Biology is a data-rich domain and a host of the methods we use to interpret data like RNA, genome sequences, and diagnostic images are badly in need of improvement. It might turn out that AI, and GenAI specifically, will arm biologists with a more powerful way to fully harness the complexity and richness of data.
GenAI models applied to biological problems could be as revolutionary an upgrade as the James Webb telescope was over the Hubble. This will support the emergence of a whole new generation of techbio companies.
These companies aren’t the single-asset biotech companies of yore, built around academic research on a single disease target or family of drugs. They are creating reusable capabilities — platforms — on top of which specific drug campaigns can be run and specific diseases can be targeted. This means they can often bring drugs to market faster because they can search and design in silico for a target and high potential drug candidates, and spend less time testing unsuccessful drugs.
Never again will you have to look up how to perform a specific formula on Excel: the software will solve it for you
Another place we’re likely to see the advent of transformational GenAI applications is automating the enterprise. Companies are already developing new modes of computer human interaction that tip the balance in favour of machines auto-completing actions in our favourite software tools.

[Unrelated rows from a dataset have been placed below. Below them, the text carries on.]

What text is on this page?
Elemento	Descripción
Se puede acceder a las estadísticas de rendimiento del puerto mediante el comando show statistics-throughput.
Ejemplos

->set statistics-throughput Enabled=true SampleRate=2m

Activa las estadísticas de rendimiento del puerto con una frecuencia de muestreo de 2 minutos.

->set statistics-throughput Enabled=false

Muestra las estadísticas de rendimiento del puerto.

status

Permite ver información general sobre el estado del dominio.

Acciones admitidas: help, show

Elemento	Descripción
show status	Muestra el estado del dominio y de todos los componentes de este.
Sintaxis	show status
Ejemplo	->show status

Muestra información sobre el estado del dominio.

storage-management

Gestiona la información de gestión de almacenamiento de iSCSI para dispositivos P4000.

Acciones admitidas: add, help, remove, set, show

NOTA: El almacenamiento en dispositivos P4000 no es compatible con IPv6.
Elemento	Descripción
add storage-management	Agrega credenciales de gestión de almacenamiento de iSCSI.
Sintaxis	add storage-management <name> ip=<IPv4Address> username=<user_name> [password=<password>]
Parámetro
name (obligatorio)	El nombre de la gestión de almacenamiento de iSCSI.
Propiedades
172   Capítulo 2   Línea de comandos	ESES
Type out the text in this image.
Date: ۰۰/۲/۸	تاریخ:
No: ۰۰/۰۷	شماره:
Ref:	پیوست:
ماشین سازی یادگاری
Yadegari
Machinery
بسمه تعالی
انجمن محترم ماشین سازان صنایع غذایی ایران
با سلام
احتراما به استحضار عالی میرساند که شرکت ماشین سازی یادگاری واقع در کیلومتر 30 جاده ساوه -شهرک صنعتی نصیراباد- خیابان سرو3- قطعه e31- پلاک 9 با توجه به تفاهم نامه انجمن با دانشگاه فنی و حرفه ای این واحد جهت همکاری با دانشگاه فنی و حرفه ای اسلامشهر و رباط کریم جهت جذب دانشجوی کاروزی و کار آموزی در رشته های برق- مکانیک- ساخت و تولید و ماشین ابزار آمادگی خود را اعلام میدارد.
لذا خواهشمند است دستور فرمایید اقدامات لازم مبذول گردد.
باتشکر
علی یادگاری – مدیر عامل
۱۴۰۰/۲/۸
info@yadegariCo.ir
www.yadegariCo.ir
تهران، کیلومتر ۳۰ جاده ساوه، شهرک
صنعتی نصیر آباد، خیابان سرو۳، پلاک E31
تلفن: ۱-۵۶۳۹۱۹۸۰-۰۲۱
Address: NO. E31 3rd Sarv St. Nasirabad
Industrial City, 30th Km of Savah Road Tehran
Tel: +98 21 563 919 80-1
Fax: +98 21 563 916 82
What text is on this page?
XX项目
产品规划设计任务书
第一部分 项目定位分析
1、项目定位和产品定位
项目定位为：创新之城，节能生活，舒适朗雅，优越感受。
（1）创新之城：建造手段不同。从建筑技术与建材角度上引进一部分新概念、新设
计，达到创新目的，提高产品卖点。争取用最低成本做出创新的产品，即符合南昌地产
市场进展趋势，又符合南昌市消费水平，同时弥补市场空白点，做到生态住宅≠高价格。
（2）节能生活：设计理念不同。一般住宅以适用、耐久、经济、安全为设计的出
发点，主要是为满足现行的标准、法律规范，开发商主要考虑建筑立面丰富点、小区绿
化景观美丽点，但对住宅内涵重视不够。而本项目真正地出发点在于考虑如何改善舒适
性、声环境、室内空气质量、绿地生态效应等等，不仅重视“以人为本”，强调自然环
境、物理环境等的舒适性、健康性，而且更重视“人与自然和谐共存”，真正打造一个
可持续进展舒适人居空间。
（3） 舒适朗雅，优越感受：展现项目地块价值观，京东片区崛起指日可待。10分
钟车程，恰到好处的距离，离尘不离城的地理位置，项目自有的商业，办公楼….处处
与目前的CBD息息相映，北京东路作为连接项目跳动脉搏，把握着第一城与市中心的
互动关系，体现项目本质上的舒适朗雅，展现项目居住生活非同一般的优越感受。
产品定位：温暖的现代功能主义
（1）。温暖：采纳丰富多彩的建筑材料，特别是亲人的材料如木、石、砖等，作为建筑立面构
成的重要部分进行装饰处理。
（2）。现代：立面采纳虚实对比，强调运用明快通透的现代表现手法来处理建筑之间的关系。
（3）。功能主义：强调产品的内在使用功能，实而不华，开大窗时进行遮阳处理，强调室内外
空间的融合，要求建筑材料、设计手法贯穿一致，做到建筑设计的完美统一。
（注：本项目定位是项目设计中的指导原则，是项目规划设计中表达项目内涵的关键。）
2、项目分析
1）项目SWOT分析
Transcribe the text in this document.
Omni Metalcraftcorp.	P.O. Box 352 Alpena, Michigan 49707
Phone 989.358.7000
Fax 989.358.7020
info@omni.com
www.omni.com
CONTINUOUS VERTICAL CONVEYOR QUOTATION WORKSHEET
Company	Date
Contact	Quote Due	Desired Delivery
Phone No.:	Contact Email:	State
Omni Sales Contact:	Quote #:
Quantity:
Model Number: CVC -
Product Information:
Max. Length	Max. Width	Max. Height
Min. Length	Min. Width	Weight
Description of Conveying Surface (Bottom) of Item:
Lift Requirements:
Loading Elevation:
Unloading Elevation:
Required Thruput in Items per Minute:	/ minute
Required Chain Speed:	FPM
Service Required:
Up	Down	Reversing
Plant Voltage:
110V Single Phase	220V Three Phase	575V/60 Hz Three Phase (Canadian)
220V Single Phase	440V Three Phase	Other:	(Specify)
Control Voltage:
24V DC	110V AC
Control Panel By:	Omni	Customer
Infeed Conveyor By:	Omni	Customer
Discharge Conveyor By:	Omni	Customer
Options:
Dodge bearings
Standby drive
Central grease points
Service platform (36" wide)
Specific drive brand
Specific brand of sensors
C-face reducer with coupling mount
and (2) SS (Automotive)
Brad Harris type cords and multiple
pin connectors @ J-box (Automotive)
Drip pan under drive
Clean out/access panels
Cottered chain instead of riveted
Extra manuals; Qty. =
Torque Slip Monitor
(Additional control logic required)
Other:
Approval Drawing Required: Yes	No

Like the leap from a command-line to the user-friendly computer interfaces we know today, OpenAI’s tie-up with Microsoft promises a shift towards automation within the software solutions a huge proportion of us interact with every single day. Never again will you have to look up how to perform a specific formula on Excel: the software will solve it for you.
While the actions targeted for automation start out being menial ones such as search, retrieval and number crunching, far more complex actions will fall into scope as AI capabilities continue to improve. We might be met with a world where every professional is equipped with a capable digital agent that has vast baseline knowledge on solving tasks, can rapidly learn from user demonstration, and will eventually become hyper-personalised.
The latest iteration of GenAI is a major leap in AI capabilities and the rate of change in the field promises more transformation on the way. If we take the time to think beyond the obvious first-order use cases we discussed, the field opens up a great deal of possibilities. The question is just: who’s willing to find them?
Nathan Benaich is the founder and general partner of AI-focused VC firm Air Street Capital.